07
Jun
2009

LISTEN & LEARN, READ & REMEMBER

I love reading posts about reading and books and especially young adult and children’s books which I have a huge collection of and soft spot for, and this post by new blog find Diamond in the Window made me laugh out loud. I knew EXACTLY what she meant by “one of us” and EXACTLY how she felt by having some of her recommendations rejected by her kids.

Only one of my children is a real reader. Karin reads…usually under pressure, though she does surprise me now and then by picking up something. Usually, however, it’s a Young Jedi book or a comic. Martin, on the other hand, is just like me. He reads all the time and when he’s deep in a book, you have to say his name more than once to get his attention and repeat his name again to keep it. He has read, re-read and loved several of the books I loved as a child, but if I try to subtly push anything towards him, he invariably ignores it in order to pick up The Big Book of Animal Facts for the millionth time or even The Bart Book (or worse, The Homer Book).

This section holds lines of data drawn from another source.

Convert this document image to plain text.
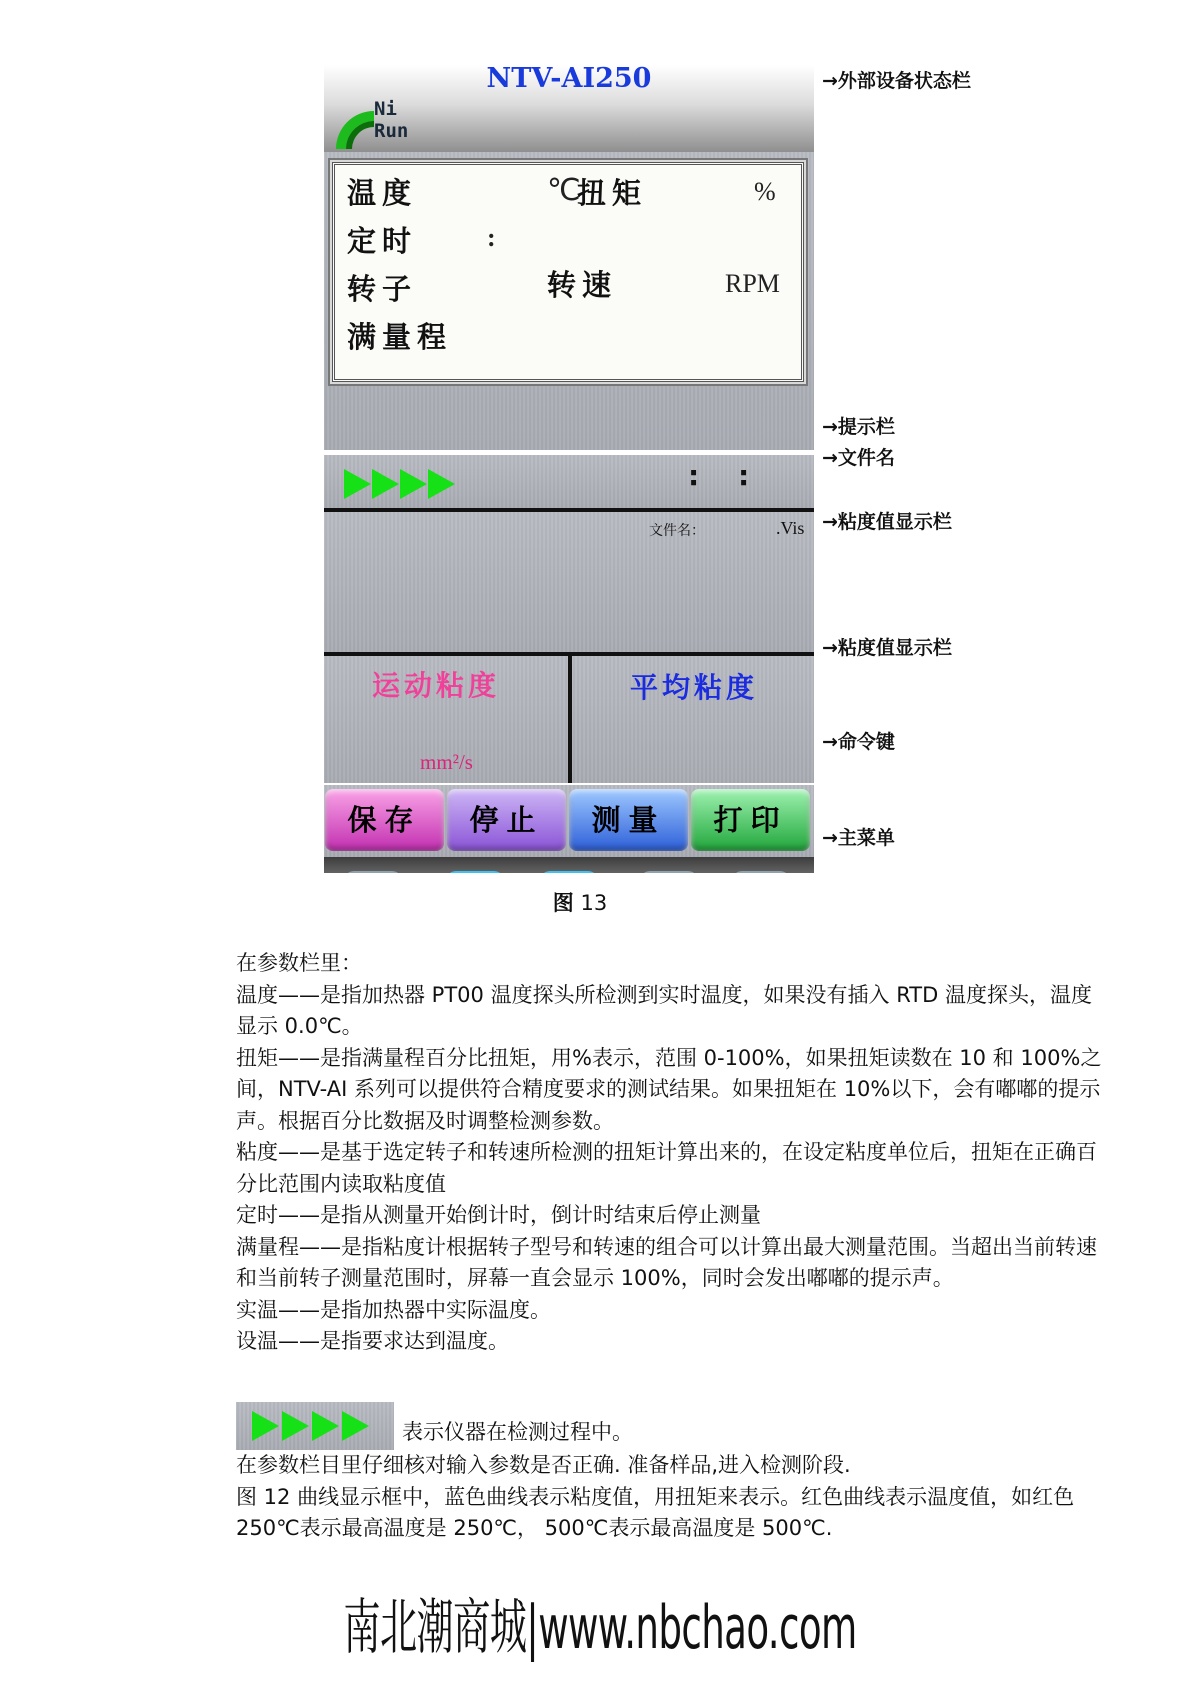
NTV-AI250
Ni
Run
温度	℃
扭矩	%
定时	:
转子	转速	RPM
满量程
: :
文件名：	.Vis
运动粘度
mm²/s
平均粘度
保存	停止	测量	打印
→外部设备状态栏
→提示栏
→文件名
→粘度值显示栏
→粘度值显示栏
→命令键
→主菜单
图 13

在参数栏里：

温度——是指加热器 PT00 温度探头所检测到实时温度，如果没有插入 RTD 温度探头，温度显示 0.0℃。

扭矩——是指满量程百分比扭矩，用%表示，范围 0-100%，如果扭矩读数在 10 和 100%之间，NTV-AI 系列可以提供符合精度要求的测试结果。如果扭矩在 10%以下，会有嘟嘟的提示声。根据百分比数据及时调整检测参数。

粘度——是基于选定转子和转速所检测的扭矩计算出来的，在设定粘度单位后，扭矩在正确百分比范围内读取粘度值

定时——是指从测量开始倒计时，倒计时结束后停止测量

满量程——是指粘度计根据转子型号和转速的组合可以计算出最大测量范围。当超出当前转速和当前转子测量范围时，屏幕一直会显示 100%，同时会发出嘟嘟的提示声。

实温——是指加热器中实际温度。

设温——是指要求达到温度。

表示仪器在检测过程中。

在参数栏目里仔细核对输入参数是否正确. 准备样品,进入检测阶段.

图 12 曲线显示框中，蓝色曲线表示粘度值，用扭矩来表示。红色曲线表示温度值，如红色 250℃表示最高温度是 250℃， 500℃表示最高温度是 500℃.

南北潮商城|www.nbchao.com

I’m constantly excited to show him books, to recommend them, to suggest great reads, and ALWAYS a bit hurt that he doesn’t grab them and devour them with the same excitement. I know he has to find his own tastes and make his own choices about what he wants and likes to read, and even though I’m really just glad he loves reading, sometimes it would be fun to have my tastes and recommendations validated by my kid. Every time he DOES read a book I’ve praised or recommended I always feel like I’ve won a major mom prize.

It’s funny about book recommendations, though I think it’s funnier about music recommendations. I find it very difficult to take music reviews with any degree of seriousness: musical taste is SO subject to opinion. But books! Hmmm…I don’t think it’s any coincidence that bookish people love to talk about books and recommend them to others, because we are always on the lookout for the next big crush: the author whose writing causes us to fall in love all over again with words and worlds. The hook of the book!

When I was in the States 2 years ago, during one of my several hour-long browses through Barnes & Noble, a clerk in the young adult section, whom I asked about suggestions for Martin (who was 9 at the time), suggested The Lightning Thief by Rick Riordan to me. I read the blurb on the back and the excerpt page and thought, “Hmmm…greek gods and modern-day teenage sensibilities…sounds good for a child who LOVES D’Aulaire’s Greek Myths and the Warriors cat books. I meant to read it, too, but Martin (after quite a long delay) beat me to it. He liked it so much we had to order the next 3 and he was in a fever of anticipation for the last one (there’s one more to come) which came out this past Christmas. I’ve read them all, too, now and each time I read something Martin has enjoyed I think I have a better handle on what to recommend to him, but the result is invariably the same. He reads what sounds interesting to HIM, and quite often, it’s not what I want him to try. It’s frustrating since I KNOW he would love the books I think he’d love if he’d only give them a chance. It makes me laugh at myself, too, because of the many many times I’ve done the same thing: not tried something someone else recommended for whatever reason and later tried it only to kick myself for not trying it sooner!

I tell the kids, every time they turn up their noses at something without trying it, to remember the story of me & sushi: look how many years I missed out on sushi because I absolutely refused to try it: EW RAW FISH NO WAY ARE YOU NUTS? And now: Duh. Commence self-kicking.

You want to save your kids from those sorts of errors, right? You want them to learn from YOUR experience, forgetting that everyone really only learns from their OWN. We rarely learn to appreciate the wisdom of our elders until we’re beyond the know-it-all immortality of childhood ourselves.

“When I was a boy of fourteen, my father was so ignorant I could hardly stand to have the old man around. But when I got to be twenty-one, I was astonished at how much he had learned in seven years.” —Samuel Clemens

What new books are you reading that you’d recommend right now? I just finished The Children’s Book by A.S. Byatt. It was lovely and lyrical and appalling and twisted and crammed. I’ve just started The Guernsey Literary & Potato Peel Pie Society by Mary Ann Shaffer & Annie Barrows, which I’m already being drawn into after only a few short pages. Before that I plowed through Ursula Le Guin’s trilogy, Gifts, Voices and Powers, which reconfirmed her masterful storytelling and style. Before that, the last really good young adult books I read were Lee Raven: Boy Thief by Zizou Corder and Flora Segunda by Ysabeau S. Wilce, both of which I have praised to Martin and neither of which he has picked up…yet.